Consider shareholders' impotent rejection of BP boss Bob Dudley's £14m pay packet, which came as around a quarter was cut off the oil behemoth's market capitalisation. Now, it's perfectly possible that the board does not need to pay Dudley so much to retain his talents, or that they could do better without him at the helm, as the majority of shareholders appear to believe. It's also possible that the board is right, and relative to very difficult conditions, Dudley did well—with someone else they might have lost more money and had yet more shaved off their stock price.
But the real question is this: should BP's shareholders vote be binding; should we force all firms to adhere to a corporate form where owning a right to a share of the returns of the firm also means a right to controlling important firm policies directly, as well as merely electing representatives to the board?
I don't think that anyone should have a purely principled perspective here. In principle, we can write any sort of investment contracts, structuring obligations in any sort of way. In practice, we adhere to a limited variety of standards, because for the most part people want to take on only a discrete number of specific risk-reward bundles. But equities are simply a financial security, like bonds. No one suggests bondholders should regularly get a say in a firm's management; no one suggests that firms shouldn't be able to issue equity which gives holders a binding say on pay; no one suggests investors should be required to buy into firms which give them no say. The question is merely should firms be allowed to issue a security structured in a specific way: you own the firm's returns but don't get a vote on every issue directly.
I say yes because there is a growing wealth of evidence that this corporate form was one of the reasons Western capitalism has been so successful. One recent test of the hypothesis comes from "The Shareholder Value of Empowered Boards" by Martijn Cremers and Simone M. Sepe. Previous studies of board power had tended to look cross-sectionally: do firms with staggered boards do better than firms without? But this question ignores the confounding factor that these firms might already be fundamentally different. So Cremers & Sepe look at decisions within firms and their effects—does giving boards more power make firms more or less successful, within a huge dataset of firms, 1978-2011. They find that "[more powerful] boards are associated with a statistically and economically significant increase in firm value". Other recent papers back this result up.
Their hypothesis for why staggering board elections—and hence making it more difficult to overturn director majorities—makes firms do better chimes closely with the examples of market misunderstandings above. Shareholder democracy, insofar as it is indeed useful, is useful because it monitors and polices director activity, in order to resolve the principal-agent problem—the divergence in interest between an employee and employer.

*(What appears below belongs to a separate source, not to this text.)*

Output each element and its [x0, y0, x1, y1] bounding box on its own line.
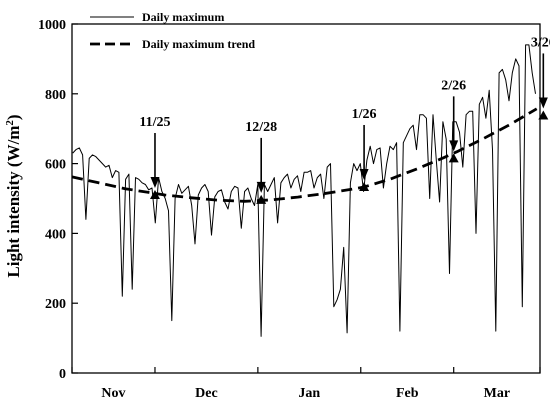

However, if shareholders can immediately boot out directors when their short-term performance underwhelms, directors have an incentive to focus on short-term investment projects and plans. Lower risk of removal ameliorates this problem and allows directors to commit—a market mechanism solving an apparent market failure. Other odd or surprising features of corporate capitalism often have similar explanations.

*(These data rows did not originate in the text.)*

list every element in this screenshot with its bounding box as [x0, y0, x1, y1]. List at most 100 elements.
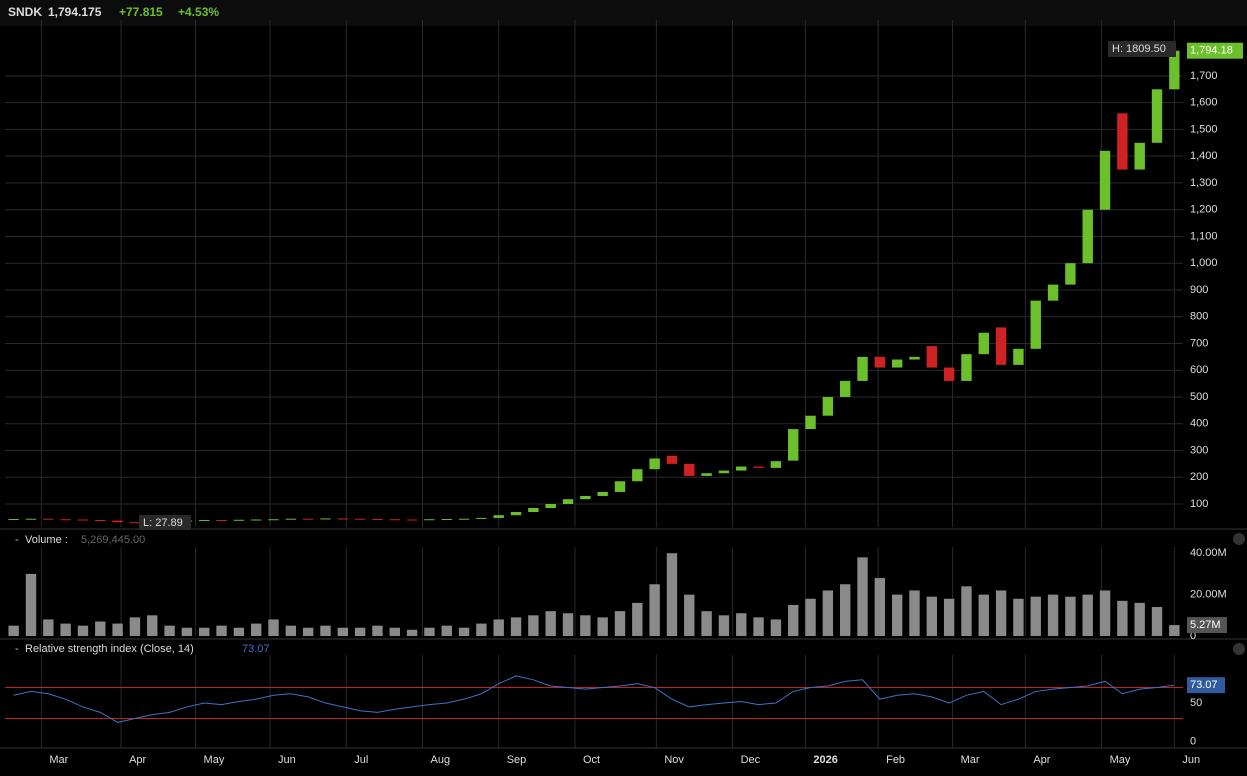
candle [320, 518, 331, 520]
candle [129, 522, 141, 524]
volume-bar [926, 596, 938, 636]
y-tick-label: 900 [1190, 284, 1208, 296]
price: 1,794.175 [48, 5, 102, 19]
volume-bar [753, 617, 764, 636]
candle [909, 356, 920, 360]
volume-bar [372, 625, 383, 636]
candle [1047, 284, 1059, 301]
panel-value: 73.07 [242, 643, 270, 655]
candle [424, 519, 435, 521]
close-volume-button[interactable] [1233, 533, 1245, 545]
volume-bar [891, 594, 903, 636]
collapse-icon[interactable]: - [15, 643, 19, 655]
x-tick-label: Aug [430, 754, 450, 766]
volume-bar [164, 625, 175, 636]
x-tick-label: Oct [583, 754, 600, 766]
volume-bar [233, 627, 245, 636]
candle [250, 519, 262, 521]
y-tick-label: 800 [1190, 311, 1208, 323]
candle [1082, 209, 1093, 264]
x-tick-label: 2026 [813, 754, 837, 766]
volume-bar [441, 625, 452, 636]
candle [857, 356, 868, 381]
volume-bar [43, 619, 54, 636]
low-tag-bg [139, 515, 191, 530]
candle [839, 380, 851, 397]
volume-bar [632, 602, 643, 636]
y-tick-label: 100 [1190, 498, 1208, 510]
volume-bar [597, 617, 608, 636]
x-tick-label: May [204, 754, 225, 766]
candle [701, 473, 712, 476]
volume-bar [406, 629, 418, 636]
volume-bar [978, 594, 989, 636]
candle [1134, 142, 1145, 170]
last-volume-tag-bg [1187, 617, 1227, 634]
y-tick-label: 1,300 [1190, 177, 1218, 189]
volume-bar [354, 627, 366, 636]
rsi-tag-bg [1187, 677, 1225, 694]
volume-bar [199, 627, 210, 636]
volume-bar [112, 623, 123, 636]
candle [632, 469, 643, 482]
x-tick-label: Apr [1033, 754, 1050, 766]
candle [805, 415, 816, 430]
change: +77.815 [119, 5, 163, 19]
candle [406, 519, 418, 521]
x-tick-label: Sep [507, 754, 527, 766]
y-tick-label: 20.00M [1190, 589, 1227, 601]
candle [943, 367, 955, 381]
y-tick-label: 500 [1190, 391, 1208, 403]
candle [753, 466, 764, 468]
candle [614, 481, 626, 492]
volume-bar [1082, 594, 1093, 636]
header-bar [0, 0, 1247, 26]
candle [199, 520, 210, 522]
volume-bar [1117, 600, 1128, 636]
volume-bar [424, 627, 435, 636]
volume-bar [770, 619, 782, 636]
volume-bar [666, 553, 678, 636]
candle [649, 458, 660, 470]
candle [580, 495, 591, 500]
close-rsi-button[interactable] [1233, 643, 1245, 655]
candle [354, 518, 366, 520]
y-tick-label: 1,600 [1190, 97, 1218, 109]
change-pct: +4.53% [178, 5, 219, 19]
x-tick-label: Apr [129, 754, 146, 766]
candle [216, 520, 227, 522]
volume-bar [1134, 602, 1145, 636]
x-tick-label: Jun [1182, 754, 1200, 766]
volume-bar [718, 615, 730, 636]
candle [476, 517, 487, 519]
candle [684, 463, 695, 476]
panel-title: Volume : [25, 534, 68, 546]
y-tick-label: 50 [1190, 697, 1202, 709]
volume-bar [805, 598, 816, 636]
x-tick-label: Dec [741, 754, 761, 766]
volume-bar [285, 625, 297, 636]
volume-bar [562, 613, 574, 636]
x-tick-label: Mar [49, 754, 68, 766]
volume-bar [614, 611, 626, 636]
collapse-icon[interactable]: - [15, 534, 19, 546]
volume-bar [181, 627, 193, 636]
volume-bar [250, 623, 262, 636]
candle [995, 327, 1007, 365]
panel-title: Relative strength index (Close, 14) [25, 643, 194, 655]
candle [736, 466, 747, 471]
y-tick-label: 1,100 [1190, 230, 1218, 242]
low-label: L: 27.89 [143, 517, 183, 529]
candle [233, 519, 245, 521]
candle [1065, 263, 1076, 285]
x-tick-label: May [1110, 754, 1131, 766]
symbol: SNDK [8, 5, 42, 19]
volume-bar [129, 617, 141, 636]
candle [562, 499, 574, 504]
high-label: H: 1809.50 [1112, 43, 1166, 55]
y-tick-label: 200 [1190, 471, 1208, 483]
candle [597, 491, 608, 496]
candle [1151, 89, 1163, 143]
y-tick-label: 0 [1190, 630, 1196, 642]
candle [1030, 300, 1041, 349]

The real way that shareholders police boards is by taking their money out of the firm: this directly punishes directors, who usually hold large shares in the firms whose boards they sit on; and it redistributes capital away from badly-run firms and toward well-run firms. It's quick, efficient, clean, and doesn't even require any shares to actually change hands—share price moves do the job just as well. Voting works best with your feet. The lesson we should have learned from Thatcherism, neoliberalism and the drift towards markets is that markets just work when you let them exist, not that you need to try and make them exist everywhere.